Much is made about how the characters are trespassing on the site of the deserted lab, the prison of the “worst of the worst” of the corporate cloning experiments. It leads you to expect some truly frightening variants with unexpected abilities. But the reality is a lot weaker: the only two hybrids are a flying raptor of some kind and then the hulking “D. Rex”, a six-legged monstrosity with a bulbous, xenomorph-style head. It’s almost like the filmmakers lost their nerve part way through and scaled back the appearances of the beasts.

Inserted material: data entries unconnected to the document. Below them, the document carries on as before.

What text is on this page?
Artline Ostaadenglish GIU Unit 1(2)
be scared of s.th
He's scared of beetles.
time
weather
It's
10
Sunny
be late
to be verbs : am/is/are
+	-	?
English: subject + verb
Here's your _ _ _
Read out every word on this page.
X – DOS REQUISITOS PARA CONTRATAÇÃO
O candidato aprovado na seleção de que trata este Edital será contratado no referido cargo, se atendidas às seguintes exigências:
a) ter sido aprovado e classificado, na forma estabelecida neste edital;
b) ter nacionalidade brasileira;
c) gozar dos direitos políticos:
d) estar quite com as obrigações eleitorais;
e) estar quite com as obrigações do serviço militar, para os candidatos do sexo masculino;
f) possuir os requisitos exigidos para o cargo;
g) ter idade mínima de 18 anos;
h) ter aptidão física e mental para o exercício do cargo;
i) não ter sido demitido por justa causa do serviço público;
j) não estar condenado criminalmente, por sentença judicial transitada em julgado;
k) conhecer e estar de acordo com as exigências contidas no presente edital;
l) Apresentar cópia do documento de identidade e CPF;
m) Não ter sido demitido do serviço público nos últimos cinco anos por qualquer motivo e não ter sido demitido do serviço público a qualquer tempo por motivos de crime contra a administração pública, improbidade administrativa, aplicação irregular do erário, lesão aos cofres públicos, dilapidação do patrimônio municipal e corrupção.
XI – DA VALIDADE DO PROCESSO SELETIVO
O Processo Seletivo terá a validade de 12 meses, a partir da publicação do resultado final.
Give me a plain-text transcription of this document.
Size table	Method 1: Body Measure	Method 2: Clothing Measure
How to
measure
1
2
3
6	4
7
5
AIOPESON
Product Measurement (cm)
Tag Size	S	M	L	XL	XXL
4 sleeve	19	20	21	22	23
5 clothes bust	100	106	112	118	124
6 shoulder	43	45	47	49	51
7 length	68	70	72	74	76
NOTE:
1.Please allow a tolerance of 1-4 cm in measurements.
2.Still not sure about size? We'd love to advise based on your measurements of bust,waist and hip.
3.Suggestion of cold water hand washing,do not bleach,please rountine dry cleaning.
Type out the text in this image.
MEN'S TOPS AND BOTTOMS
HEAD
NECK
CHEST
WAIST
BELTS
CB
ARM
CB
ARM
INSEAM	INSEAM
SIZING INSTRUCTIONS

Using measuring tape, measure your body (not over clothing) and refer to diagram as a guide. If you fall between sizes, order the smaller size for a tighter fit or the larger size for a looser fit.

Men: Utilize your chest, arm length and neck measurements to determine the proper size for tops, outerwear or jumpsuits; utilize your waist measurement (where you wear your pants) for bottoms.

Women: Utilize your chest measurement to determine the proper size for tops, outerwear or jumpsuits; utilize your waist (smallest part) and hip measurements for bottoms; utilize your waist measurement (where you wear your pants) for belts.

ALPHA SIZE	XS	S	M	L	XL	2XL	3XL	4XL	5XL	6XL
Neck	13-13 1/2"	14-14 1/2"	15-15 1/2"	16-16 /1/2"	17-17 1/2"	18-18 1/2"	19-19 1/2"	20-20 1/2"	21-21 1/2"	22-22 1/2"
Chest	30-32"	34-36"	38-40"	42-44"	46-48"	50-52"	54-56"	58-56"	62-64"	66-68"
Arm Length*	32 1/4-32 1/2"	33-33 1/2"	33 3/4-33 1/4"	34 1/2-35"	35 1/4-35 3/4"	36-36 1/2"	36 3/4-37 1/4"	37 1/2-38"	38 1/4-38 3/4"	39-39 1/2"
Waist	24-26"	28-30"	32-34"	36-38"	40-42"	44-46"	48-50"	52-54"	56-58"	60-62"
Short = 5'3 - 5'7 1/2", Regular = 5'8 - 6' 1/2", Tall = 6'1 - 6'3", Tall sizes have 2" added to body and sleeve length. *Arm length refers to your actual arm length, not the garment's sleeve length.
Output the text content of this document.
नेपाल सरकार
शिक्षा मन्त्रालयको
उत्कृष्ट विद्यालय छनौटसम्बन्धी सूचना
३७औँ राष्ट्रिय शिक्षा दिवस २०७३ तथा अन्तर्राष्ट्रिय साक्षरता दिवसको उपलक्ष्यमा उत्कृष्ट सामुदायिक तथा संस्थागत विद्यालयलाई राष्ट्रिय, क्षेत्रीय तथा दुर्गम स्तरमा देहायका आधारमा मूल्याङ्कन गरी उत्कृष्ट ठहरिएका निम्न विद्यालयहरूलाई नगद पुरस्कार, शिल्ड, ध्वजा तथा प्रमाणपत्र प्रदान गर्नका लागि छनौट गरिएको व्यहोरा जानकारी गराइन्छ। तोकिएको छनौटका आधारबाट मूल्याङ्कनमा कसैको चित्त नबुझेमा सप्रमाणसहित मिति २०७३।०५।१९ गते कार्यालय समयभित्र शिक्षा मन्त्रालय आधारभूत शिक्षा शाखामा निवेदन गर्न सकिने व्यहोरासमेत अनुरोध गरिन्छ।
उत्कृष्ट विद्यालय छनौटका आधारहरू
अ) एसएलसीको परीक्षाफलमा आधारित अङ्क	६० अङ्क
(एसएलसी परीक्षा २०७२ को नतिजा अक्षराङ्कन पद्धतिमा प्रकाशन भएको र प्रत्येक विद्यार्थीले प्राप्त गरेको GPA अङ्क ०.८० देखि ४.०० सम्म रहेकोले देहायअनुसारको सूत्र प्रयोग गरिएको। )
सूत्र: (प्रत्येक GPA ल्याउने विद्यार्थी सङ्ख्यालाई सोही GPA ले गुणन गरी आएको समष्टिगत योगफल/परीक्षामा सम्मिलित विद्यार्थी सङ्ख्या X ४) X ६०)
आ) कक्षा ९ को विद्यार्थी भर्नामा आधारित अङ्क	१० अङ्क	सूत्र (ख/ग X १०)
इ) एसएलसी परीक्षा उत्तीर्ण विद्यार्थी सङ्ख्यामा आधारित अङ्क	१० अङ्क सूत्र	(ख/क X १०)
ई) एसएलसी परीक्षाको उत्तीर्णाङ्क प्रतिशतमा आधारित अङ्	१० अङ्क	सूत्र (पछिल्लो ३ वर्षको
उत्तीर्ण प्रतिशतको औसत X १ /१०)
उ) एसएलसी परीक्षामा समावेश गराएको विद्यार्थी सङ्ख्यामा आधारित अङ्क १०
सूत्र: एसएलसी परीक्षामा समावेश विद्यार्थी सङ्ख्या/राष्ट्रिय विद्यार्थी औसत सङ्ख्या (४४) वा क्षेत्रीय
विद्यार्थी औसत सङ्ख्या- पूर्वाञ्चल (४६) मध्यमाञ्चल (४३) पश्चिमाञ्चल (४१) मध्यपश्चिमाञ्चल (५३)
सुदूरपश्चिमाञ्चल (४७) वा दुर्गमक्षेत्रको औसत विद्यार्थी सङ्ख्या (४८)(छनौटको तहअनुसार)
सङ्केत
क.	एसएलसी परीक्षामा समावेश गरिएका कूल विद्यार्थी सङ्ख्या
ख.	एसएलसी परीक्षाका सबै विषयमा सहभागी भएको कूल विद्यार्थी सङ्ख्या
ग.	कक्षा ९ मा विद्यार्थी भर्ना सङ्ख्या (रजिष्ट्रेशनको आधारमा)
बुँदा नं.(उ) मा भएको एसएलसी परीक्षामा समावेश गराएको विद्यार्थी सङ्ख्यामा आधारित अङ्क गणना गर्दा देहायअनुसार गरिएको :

The flying ones are no scarier than a raptor or a pterosaur, and the D.Rex only lumbers into two scenes, paling in comparison to faster, more cunning animals in earlier installments.

Rupert Friend as Martin, Mahershala Ali as Duncan, and Beshir Sylvain as LeClerc.

Rupert Friend as Martin, Mahershala Ali as Duncan, and Beshir Sylvain as LeClerc.

For all these issues, director Gareth Edwards applies his well-known visual skills to create some pretty vistas. Every so often there’s a scene (like the one involving huge titanosaurs) that tries to recapture the wonder that these movies should evoke. Several action setpieces are also well-constructed; I initially thought that the T.rex chasing the marooned family (who are slowly paddling an inflatable raft) would be silly, but Edwards does a good job of ratcheting up the peril to a big climax.

It wouldn’t be a Jurassic movie without some gesture towards an anti-capitalist message, but here it’s almost an afterthought. Dr. Loomis pushes for the genetic samples and resulting research to be open-source so the whole public can benefit. Zora, meanwhile, begins the film just wanting to deliver the goods to the company and get paid, but it’s probably not surprising that she has a change of heart. And that’s really all the movie has to say; whereas the earlier entries had multiple interconnected examples of nature being corrupted for profit, here the theme is as flat as Rupert Friend’s accent.

I don’t know how Universal decided that regular dinosaurs are boring. Maybe they think audiences are stupid — after all, they did briefly consider putting human-dino hybrids into these movies. It’s thought that as many as 2,500 species of dinosaurs may have existed. The fact that after seven movies, the studio has resorted to ugly abominations to get some cheap thrills is so meta it almost hurts. Three years ago, I thought that Dominion’s creative bankruptcy was so overwhelming that the franchise was surely dead and buried. Then that movie made a billion dollars. I don’t know when audiences will get tired of the series as-is, but right now I’m wishing for an extinction event.

Jurassic World: Rebirth gets two stars out of four.

 
 

Stray thoughts

  • Zora brings only one round for her sample-collecting gun in the mosasaur chase, and the others are buried in a supply box - I thought she was a pro!

  • Why does the crew idle the boat and let the aquatic dinos go after them?

  • Why does Duncan not simply leave his boat in the shallows instead of crashing it? The mosasaur can’t follow him and the spinosaurs are amphibious anyways!

  • There’s no resolution to why the stoner guy is so down on himself and unwilling to help.

  • How does Duncan avoid the D.Rex at the end? Guess that’s not important.